On May 11, the L.A. times said outright what we had been thinking for over 2 months: “The economic devastation the pandemic reeks on the ultrapore could ultimately kill more people than the virus itself.” Of course, the story blamed the pandemic itself. And it should get some of the blame. But the panic that followed in its wake should get the lion’s share.

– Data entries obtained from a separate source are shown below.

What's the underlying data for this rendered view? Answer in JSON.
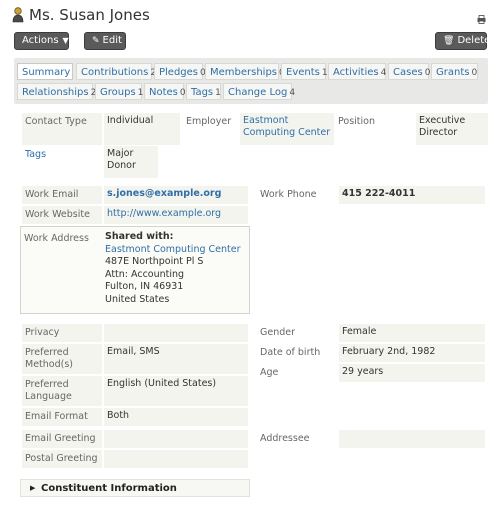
{
  "header": {
    "title": "Ms. Susan Jones"
  },
  "toolbar": {
    "actions_label": "Actions",
    "edit_label": "Edit",
    "delete_label": "Delete"
  },
  "tabs": [
    {
      "label": "Summary",
      "count": ""
    },
    {
      "label": "Contributions",
      "count": "2"
    },
    {
      "label": "Pledges",
      "count": "0"
    },
    {
      "label": "Memberships",
      "count": "0"
    },
    {
      "label": "Events",
      "count": "1"
    },
    {
      "label": "Activities",
      "count": "4"
    },
    {
      "label": "Cases",
      "count": "0"
    },
    {
      "label": "Grants",
      "count": "0"
    },
    {
      "label": "Relationships",
      "count": "2"
    },
    {
      "label": "Groups",
      "count": "1"
    },
    {
      "label": "Notes",
      "count": "0"
    },
    {
      "label": "Tags",
      "count": "1"
    },
    {
      "label": "Change Log",
      "count": "4"
    }
  ],
  "basic": {
    "contact_type_label": "Contact Type",
    "contact_type_value": "Individual",
    "employer_label": "Employer",
    "employer_value": "Eastmont Computing Center",
    "position_label": "Position",
    "position_value": "Executive Director",
    "tags_label": "Tags",
    "tags_value": "Major Donor"
  },
  "contact": {
    "work_email_label": "Work Email",
    "work_email_value": "s.jones@example.org",
    "work_phone_label": "Work Phone",
    "work_phone_value": "415 222-4011",
    "work_website_label": "Work Website",
    "work_website_value": "http://www.example.org",
    "work_address_label": "Work Address",
    "shared_with_label": "Shared with:",
    "shared_with_value": "Eastmont Computing Center",
    "address_line1": "487E Northpoint Pl S",
    "address_line2": "Attn: Accounting",
    "address_line3": "Fulton, IN 46931",
    "address_line4": "United States"
  },
  "prefs": {
    "privacy_label": "Privacy",
    "privacy_value": "",
    "preferred_method_label": "Preferred Method(s)",
    "preferred_method_value": "Email, SMS",
    "preferred_language_label": "Preferred Language",
    "preferred_language_value": "English (United States)",
    "email_format_label": "Email Format",
    "email_format_value": "Both",
    "gender_label": "Gender",
    "gender_value": "Female",
    "dob_label": "Date of birth",
    "dob_value": "February 2nd, 1982",
    "age_label": "Age",
    "age_value": "29 years"
  },
  "greetings": {
    "email_greeting_label": "Email Greeting",
    "email_greeting_value": "",
    "postal_greeting_label": "Postal Greeting",
    "postal_greeting_value": "",
    "addressee_label": "Addressee",
    "addressee_value": ""
  },
  "accordion": {
    "title": "Constituent Information"
  },
  "icons": {
    "person": "person-icon",
    "print": "print-icon",
    "edit": "pencil-icon",
    "delete": "trash-icon",
    "actions_caret": "chevron-down-icon",
    "accordion_toggle": "triangle-right-icon"
  }
}
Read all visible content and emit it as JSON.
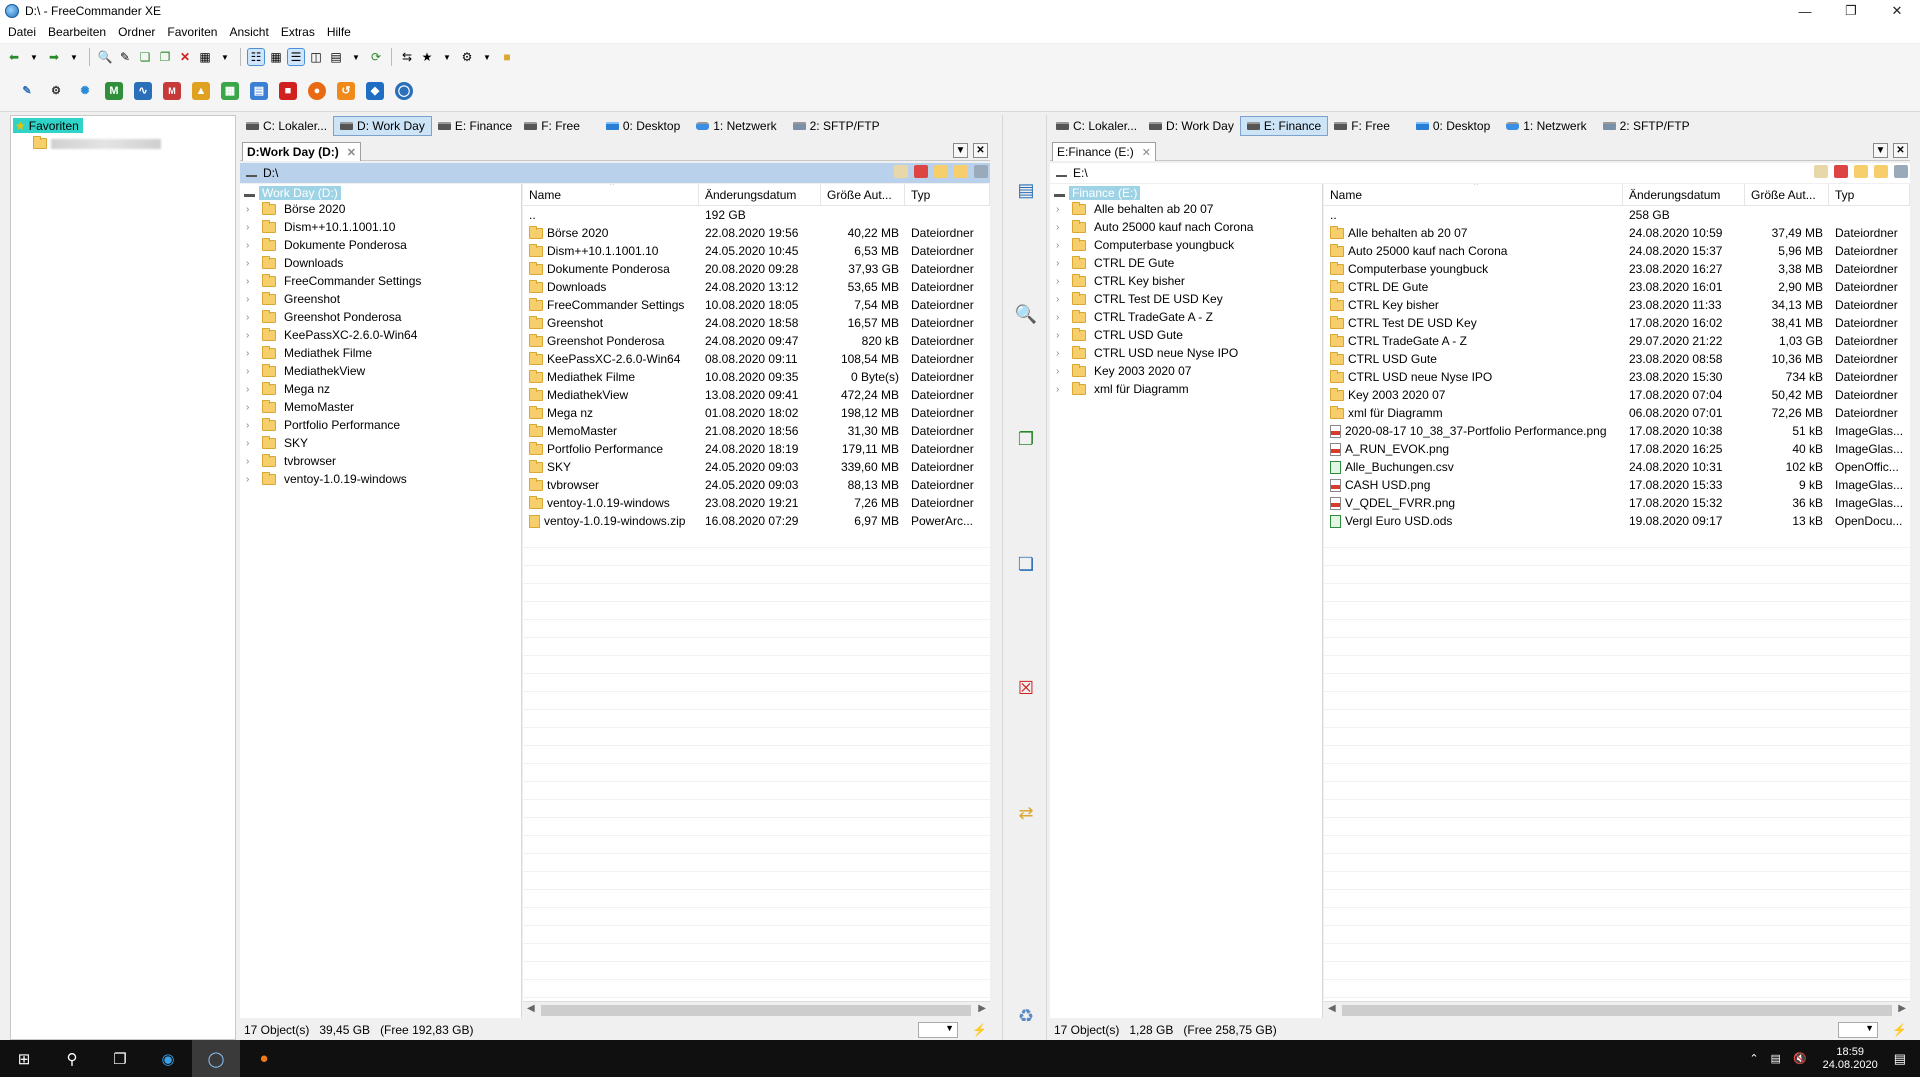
{
  "window": {
    "title": "D:\\ - FreeCommander XE"
  },
  "menu": [
    "Datei",
    "Bearbeiten",
    "Ordner",
    "Favoriten",
    "Ansicht",
    "Extras",
    "Hilfe"
  ],
  "favorites": {
    "root_label": "Favoriten"
  },
  "colors": {
    "selected_tab": "#cde4f7",
    "pathbar": "#b9d1ea",
    "folder": "#f6cf6c",
    "favorites_highlight": "#2fd3c7"
  },
  "left": {
    "drive_tabs": [
      "C: Lokaler...",
      "D: Work Day",
      "E: Finance",
      "F: Free",
      "0: Desktop",
      "1: Netzwerk",
      "2: SFTP/FTP"
    ],
    "active_drive_tab": 1,
    "path_tab": "D:Work Day (D:)",
    "path": "D:\\",
    "tree_root": "Work Day (D:)",
    "tree": [
      "Börse 2020",
      "Dism++10.1.1001.10",
      "Dokumente Ponderosa",
      "Downloads",
      "FreeCommander Settings",
      "Greenshot",
      "Greenshot Ponderosa",
      "KeePassXC-2.6.0-Win64",
      "Mediathek Filme",
      "MediathekView",
      "Mega nz",
      "MemoMaster",
      "Portfolio Performance",
      "SKY",
      "tvbrowser",
      "ventoy-1.0.19-windows"
    ],
    "columns": [
      "Name",
      "Änderungsdatum",
      "Größe Aut...",
      "Typ"
    ],
    "up_row": {
      "name": "..",
      "size": "192 GB"
    },
    "files": [
      {
        "name": "Börse 2020",
        "date": "22.08.2020 19:56",
        "size": "40,22 MB",
        "type": "Dateiordner",
        "icon": "folder"
      },
      {
        "name": "Dism++10.1.1001.10",
        "date": "24.05.2020 10:45",
        "size": "6,53 MB",
        "type": "Dateiordner",
        "icon": "folder"
      },
      {
        "name": "Dokumente Ponderosa",
        "date": "20.08.2020 09:28",
        "size": "37,93 GB",
        "type": "Dateiordner",
        "icon": "folder"
      },
      {
        "name": "Downloads",
        "date": "24.08.2020 13:12",
        "size": "53,65 MB",
        "type": "Dateiordner",
        "icon": "folder"
      },
      {
        "name": "FreeCommander Settings",
        "date": "10.08.2020 18:05",
        "size": "7,54 MB",
        "type": "Dateiordner",
        "icon": "folder"
      },
      {
        "name": "Greenshot",
        "date": "24.08.2020 18:58",
        "size": "16,57 MB",
        "type": "Dateiordner",
        "icon": "folder"
      },
      {
        "name": "Greenshot Ponderosa",
        "date": "24.08.2020 09:47",
        "size": "820 kB",
        "type": "Dateiordner",
        "icon": "folder"
      },
      {
        "name": "KeePassXC-2.6.0-Win64",
        "date": "08.08.2020 09:11",
        "size": "108,54 MB",
        "type": "Dateiordner",
        "icon": "folder"
      },
      {
        "name": "Mediathek Filme",
        "date": "10.08.2020 09:35",
        "size": "0 Byte(s)",
        "type": "Dateiordner",
        "icon": "folder"
      },
      {
        "name": "MediathekView",
        "date": "13.08.2020 09:41",
        "size": "472,24 MB",
        "type": "Dateiordner",
        "icon": "folder"
      },
      {
        "name": "Mega nz",
        "date": "01.08.2020 18:02",
        "size": "198,12 MB",
        "type": "Dateiordner",
        "icon": "folder"
      },
      {
        "name": "MemoMaster",
        "date": "21.08.2020 18:56",
        "size": "31,30 MB",
        "type": "Dateiordner",
        "icon": "folder"
      },
      {
        "name": "Portfolio Performance",
        "date": "24.08.2020 18:19",
        "size": "179,11 MB",
        "type": "Dateiordner",
        "icon": "folder"
      },
      {
        "name": "SKY",
        "date": "24.05.2020 09:03",
        "size": "339,60 MB",
        "type": "Dateiordner",
        "icon": "folder"
      },
      {
        "name": "tvbrowser",
        "date": "24.05.2020 09:03",
        "size": "88,13 MB",
        "type": "Dateiordner",
        "icon": "folder"
      },
      {
        "name": "ventoy-1.0.19-windows",
        "date": "23.08.2020 19:21",
        "size": "7,26 MB",
        "type": "Dateiordner",
        "icon": "folder"
      },
      {
        "name": "ventoy-1.0.19-windows.zip",
        "date": "16.08.2020 07:29",
        "size": "6,97 MB",
        "type": "PowerArc...",
        "icon": "zip"
      }
    ],
    "status": {
      "objects": "17 Object(s)",
      "size": "39,45 GB",
      "free": "(Free 192,83 GB)"
    }
  },
  "right": {
    "drive_tabs": [
      "C: Lokaler...",
      "D: Work Day",
      "E: Finance",
      "F: Free",
      "0: Desktop",
      "1: Netzwerk",
      "2: SFTP/FTP"
    ],
    "active_drive_tab": 2,
    "path_tab": "E:Finance (E:)",
    "path": "E:\\",
    "tree_root": "Finance (E:)",
    "tree": [
      "Alle behalten ab 20 07",
      "Auto 25000 kauf nach Corona",
      "Computerbase youngbuck",
      "CTRL DE Gute",
      "CTRL Key bisher",
      "CTRL Test DE USD Key",
      "CTRL TradeGate A - Z",
      "CTRL USD Gute",
      "CTRL USD neue Nyse IPO",
      "Key 2003 2020 07",
      "xml für Diagramm"
    ],
    "columns": [
      "Name",
      "Änderungsdatum",
      "Größe Aut...",
      "Typ"
    ],
    "up_row": {
      "name": "..",
      "size": "258 GB"
    },
    "files": [
      {
        "name": "Alle behalten ab 20 07",
        "date": "24.08.2020 10:59",
        "size": "37,49 MB",
        "type": "Dateiordner",
        "icon": "folder"
      },
      {
        "name": "Auto 25000 kauf nach Corona",
        "date": "24.08.2020 15:37",
        "size": "5,96 MB",
        "type": "Dateiordner",
        "icon": "folder"
      },
      {
        "name": "Computerbase youngbuck",
        "date": "23.08.2020 16:27",
        "size": "3,38 MB",
        "type": "Dateiordner",
        "icon": "folder"
      },
      {
        "name": "CTRL DE Gute",
        "date": "23.08.2020 16:01",
        "size": "2,90 MB",
        "type": "Dateiordner",
        "icon": "folder"
      },
      {
        "name": "CTRL Key bisher",
        "date": "23.08.2020 11:33",
        "size": "34,13 MB",
        "type": "Dateiordner",
        "icon": "folder"
      },
      {
        "name": "CTRL Test DE USD Key",
        "date": "17.08.2020 16:02",
        "size": "38,41 MB",
        "type": "Dateiordner",
        "icon": "folder"
      },
      {
        "name": "CTRL TradeGate A - Z",
        "date": "29.07.2020 21:22",
        "size": "1,03 GB",
        "type": "Dateiordner",
        "icon": "folder"
      },
      {
        "name": "CTRL USD Gute",
        "date": "23.08.2020 08:58",
        "size": "10,36 MB",
        "type": "Dateiordner",
        "icon": "folder"
      },
      {
        "name": "CTRL USD neue Nyse IPO",
        "date": "23.08.2020 15:30",
        "size": "734 kB",
        "type": "Dateiordner",
        "icon": "folder"
      },
      {
        "name": "Key 2003 2020 07",
        "date": "17.08.2020 07:04",
        "size": "50,42 MB",
        "type": "Dateiordner",
        "icon": "folder"
      },
      {
        "name": "xml für Diagramm",
        "date": "06.08.2020 07:01",
        "size": "72,26 MB",
        "type": "Dateiordner",
        "icon": "folder"
      },
      {
        "name": "2020-08-17 10_38_37-Portfolio Performance.png",
        "date": "17.08.2020 10:38",
        "size": "51 kB",
        "type": "ImageGlas...",
        "icon": "png"
      },
      {
        "name": "A_RUN_EVOK.png",
        "date": "17.08.2020 16:25",
        "size": "40 kB",
        "type": "ImageGlas...",
        "icon": "png"
      },
      {
        "name": "Alle_Buchungen.csv",
        "date": "24.08.2020 10:31",
        "size": "102 kB",
        "type": "OpenOffic...",
        "icon": "csv"
      },
      {
        "name": "CASH USD.png",
        "date": "17.08.2020 15:33",
        "size": "9 kB",
        "type": "ImageGlas...",
        "icon": "png"
      },
      {
        "name": "V_QDEL_FVRR.png",
        "date": "17.08.2020 15:32",
        "size": "36 kB",
        "type": "ImageGlas...",
        "icon": "png"
      },
      {
        "name": "Vergl Euro USD.ods",
        "date": "19.08.2020 09:17",
        "size": "13 kB",
        "type": "OpenDocu...",
        "icon": "ods"
      }
    ],
    "status": {
      "objects": "17 Object(s)",
      "size": "1,28 GB",
      "free": "(Free 258,75 GB)"
    }
  },
  "taskbar": {
    "time": "18:59",
    "date": "24.08.2020"
  }
}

Again, I have yet to read the book. I don’t even know what pages the quotes came from, but I look forward to receiving it in the mail. These quotes may even be causing or adding anxiety and melancholy to your life. These quotes show us that in 2020 the the devil, the world, and our sinful nature are still kicking and kicking hard. It’s this trifecta that continues to haunt us and will not go away anytime soon. In reading these selections we can try to blame a virus or other people all we want, but ultimately we make decisions that could possibly kill us, even if it was inspired listening to so-called experts. They didn’t take our lives away from us, we did by listening to them like puppets led to a wood chipper. The point: humanity, whom we are a part of, keeps screwing it up for itself. It’s not a virus or any sickness (though, they certainly don’t help us one bit) and it has been doing this through thousands of years of sin-tainted human history.
This is why we must look to Christ, dear reader, whether you struggle through depression or not, loss or not, gain or not. It is He that brings hope in the best and worst of times. Through all of this crap, Christ stands strong for us. He forgives us and constantly renews us to withstand all this !@#% we call earthly life. The good news is that it will all come to an end some day, at God’s own choosing. He will completely deliver us from evil in this vale of tears, AND IT WILL BE GLORIOUS!
Will 2020 be the worst year in history? Only the text books will tell for future generations. Personally, the worst year in human history happened thousands of years ago when mankind fell into sin. Regardless of anything, the cure for this original sin and all that has come out of it has been given to us all by Christ. All the worst years of every generation are nothing compared to the great gifts of our Triune God provides us freely without any merit or worthiness in us. You, who have been baptized into Christ’s death and resurrection, you wonderful sinner who Christ died and rose for: Jesus has set you free to live forever, and that is sure and certain. Yes, the waiting can be painful, but it’s worth the wait, FOR IT WILL BE GLORIOUS!